I'm not someone who you can take advice from and be solid with that, so please take what I say with a bucket of salt ready to douse yourself with as I'll be speaking on my personal thoughts of your first chapter.
The Positives:
- Atmosphere: I really enjoyed the overall feel of what I read from the get-go. I'm one for proses that make me imagine vibrant images and I think you've done just that with lines like "The rain came down like it had a grudge. Alorihime pressed her back flat against the drainpipe, three stories above the street, and watched the neon bleed into the puddles below." Although I do believe parts of this line, the second half of it, could be trimmed in order to hit better, but that's just my preference, I think. (also sorry if it goes against the rules to take straight from the chapter itself, I'm new 'round here).
- Movement of Scene: This is going to be quite contradictory to what I'll have to say afterwards, but I really do like the sense of movement we have in the scene. In a high-stakes situation like intercepting the Dusk Fangs, I quite enjoy the feeling of go, go, go and keep going. Simple lines like these highlight this strength of yours "He spotted Alorihime and gave a thumbs up with his free hand.", "She pointed at the unconscious man, then at the floor. Put him down." They're quick lines, would fly by some people's heads, but they're effective to me, gets the point across as well as characterizes Alorihime and Bris at the same time, good job.
- Intrigue: You've built intrigue in the mission at the very first chapter, I'm not the type of person who gets hooked on much unless the fall under my specific genre but you've managed to catch me at the first and second paragraphs. You clearly have an imaginative strength that hooks when writing, so make sure you play on that strength.
These positives are not lip service from me, and like I said before, don't take it for the holy grail of advice, what I see in a positive light may be a turn-off for other people.
What To Work On:
- Dialogue: Personally, I'm the type of person who enjoys reading for the stand-out voices of characters in my favourite novels/shows. Their voices are instantly recognisable to me, whether or not they have a dialogue tag attached to them. I try to write this way, and I would like to implore you to play on this style of writing, which you've shown signs of. The voices of the cast are there, but not loud enough, if I can describe it like that. A positive example being; "I am holding." Himari's voice came back hot and fast and not even slightly convincing. "I'm holding so hard right now, Harlo. You have no idea how hard I'm holding.", gives off a strong impression of Himari straight from the get-go so that you'll know the type of character you'd eventually enjoy reading. But, once again, this is merely my preference in writing styles.

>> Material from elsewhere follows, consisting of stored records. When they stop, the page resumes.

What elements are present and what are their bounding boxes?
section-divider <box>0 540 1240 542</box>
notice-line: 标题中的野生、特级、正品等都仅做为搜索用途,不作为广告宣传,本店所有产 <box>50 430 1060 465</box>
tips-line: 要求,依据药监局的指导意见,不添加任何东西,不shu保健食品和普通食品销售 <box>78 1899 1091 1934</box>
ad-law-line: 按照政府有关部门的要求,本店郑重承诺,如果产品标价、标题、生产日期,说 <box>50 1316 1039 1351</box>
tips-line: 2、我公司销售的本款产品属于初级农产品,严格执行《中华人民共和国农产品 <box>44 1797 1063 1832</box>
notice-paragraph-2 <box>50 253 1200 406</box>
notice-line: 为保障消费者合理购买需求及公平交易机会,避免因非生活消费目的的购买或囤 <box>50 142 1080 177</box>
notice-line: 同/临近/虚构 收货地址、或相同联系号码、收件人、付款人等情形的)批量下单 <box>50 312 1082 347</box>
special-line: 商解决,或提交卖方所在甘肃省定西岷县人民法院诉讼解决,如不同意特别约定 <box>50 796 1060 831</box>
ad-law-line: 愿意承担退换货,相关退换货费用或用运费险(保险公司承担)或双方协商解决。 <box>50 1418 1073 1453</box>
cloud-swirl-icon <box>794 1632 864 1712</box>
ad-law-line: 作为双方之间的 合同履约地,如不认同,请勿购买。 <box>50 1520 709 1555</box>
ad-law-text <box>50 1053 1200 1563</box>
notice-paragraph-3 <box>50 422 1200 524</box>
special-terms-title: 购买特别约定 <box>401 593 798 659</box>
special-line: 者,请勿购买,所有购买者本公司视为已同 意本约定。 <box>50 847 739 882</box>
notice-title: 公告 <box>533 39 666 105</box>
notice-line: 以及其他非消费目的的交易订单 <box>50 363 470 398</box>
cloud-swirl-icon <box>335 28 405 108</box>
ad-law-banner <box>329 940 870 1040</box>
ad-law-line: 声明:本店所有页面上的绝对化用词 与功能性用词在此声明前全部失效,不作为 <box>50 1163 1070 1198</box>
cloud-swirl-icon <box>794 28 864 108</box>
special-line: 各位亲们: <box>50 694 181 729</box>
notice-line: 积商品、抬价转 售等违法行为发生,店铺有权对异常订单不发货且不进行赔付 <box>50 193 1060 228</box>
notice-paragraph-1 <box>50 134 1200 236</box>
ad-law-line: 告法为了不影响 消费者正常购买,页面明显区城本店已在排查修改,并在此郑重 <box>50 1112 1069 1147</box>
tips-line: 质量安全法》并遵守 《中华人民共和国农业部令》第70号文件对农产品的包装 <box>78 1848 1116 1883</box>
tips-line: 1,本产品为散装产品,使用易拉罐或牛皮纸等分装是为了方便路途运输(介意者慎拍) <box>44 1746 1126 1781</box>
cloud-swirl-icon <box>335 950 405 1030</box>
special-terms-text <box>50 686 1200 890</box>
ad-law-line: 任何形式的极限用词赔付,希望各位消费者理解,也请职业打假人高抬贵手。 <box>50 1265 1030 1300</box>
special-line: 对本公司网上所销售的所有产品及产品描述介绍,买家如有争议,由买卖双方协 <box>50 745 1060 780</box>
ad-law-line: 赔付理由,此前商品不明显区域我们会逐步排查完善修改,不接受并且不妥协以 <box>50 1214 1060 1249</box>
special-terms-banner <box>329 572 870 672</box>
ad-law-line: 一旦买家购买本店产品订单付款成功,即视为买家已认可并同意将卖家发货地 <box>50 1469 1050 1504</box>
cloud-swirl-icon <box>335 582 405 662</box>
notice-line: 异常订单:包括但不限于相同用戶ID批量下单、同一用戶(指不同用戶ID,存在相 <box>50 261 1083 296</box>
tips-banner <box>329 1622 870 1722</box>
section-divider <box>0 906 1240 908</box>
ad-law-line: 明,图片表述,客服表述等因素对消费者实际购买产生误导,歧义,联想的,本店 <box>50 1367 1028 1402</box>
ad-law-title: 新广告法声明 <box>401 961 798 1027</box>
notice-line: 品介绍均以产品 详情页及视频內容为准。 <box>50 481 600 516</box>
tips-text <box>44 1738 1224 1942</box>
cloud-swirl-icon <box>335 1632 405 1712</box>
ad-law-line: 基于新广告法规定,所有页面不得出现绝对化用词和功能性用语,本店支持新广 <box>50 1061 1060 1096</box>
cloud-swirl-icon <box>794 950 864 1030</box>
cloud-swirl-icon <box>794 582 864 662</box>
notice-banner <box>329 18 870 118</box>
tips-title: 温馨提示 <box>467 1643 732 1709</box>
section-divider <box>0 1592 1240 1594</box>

- Overloading: I noticed that in your first chapter I was in a bit of daze while reading it due to the amount of information we're given of characters, even if they just seem like brief descriptions to you, I'm not sure if others would agree with me on this, but maybe spend a little more time breaking up the short intros to each characters and then moving onto to the next. An example of what I mean by overloading; "Bris Blaik rounded the corner of the adjacent aisle with a Dusk Fang guard draped unconscious over one shoulder..." (and the rest of the paragraph). It confuses the reader more than clarifies their role and how they act. My best advice for this is to Show and NOT Tell this time around, while I think telling can sometimes be a good tool in storytelling, it is sometimes detrimental and should be used as a double-edged sword. This line highlights why I believe that; you can instead simply show Bris grinning and the readers can infer from there.
- Grounding: Something I noticed with the mission scene was the lack of grounding I had while reading it despite the many descriptions of senses. Personally, I don't have the skills to discern why I feel like this but I believe it's because of how little room you give the scene to breathe properly (I know, I know, I said I liked how paced it was). Maybe this point is weaker than others, but that's how I felt reading this chapter.
Overall, I enjoyed reading this first chapter and I may or may not read the next ones you've already posted, and once again, I'm no professional, just a self-taught writer who's beginning to travel around Scribblehub. Take the tub of salt and double it for these advices.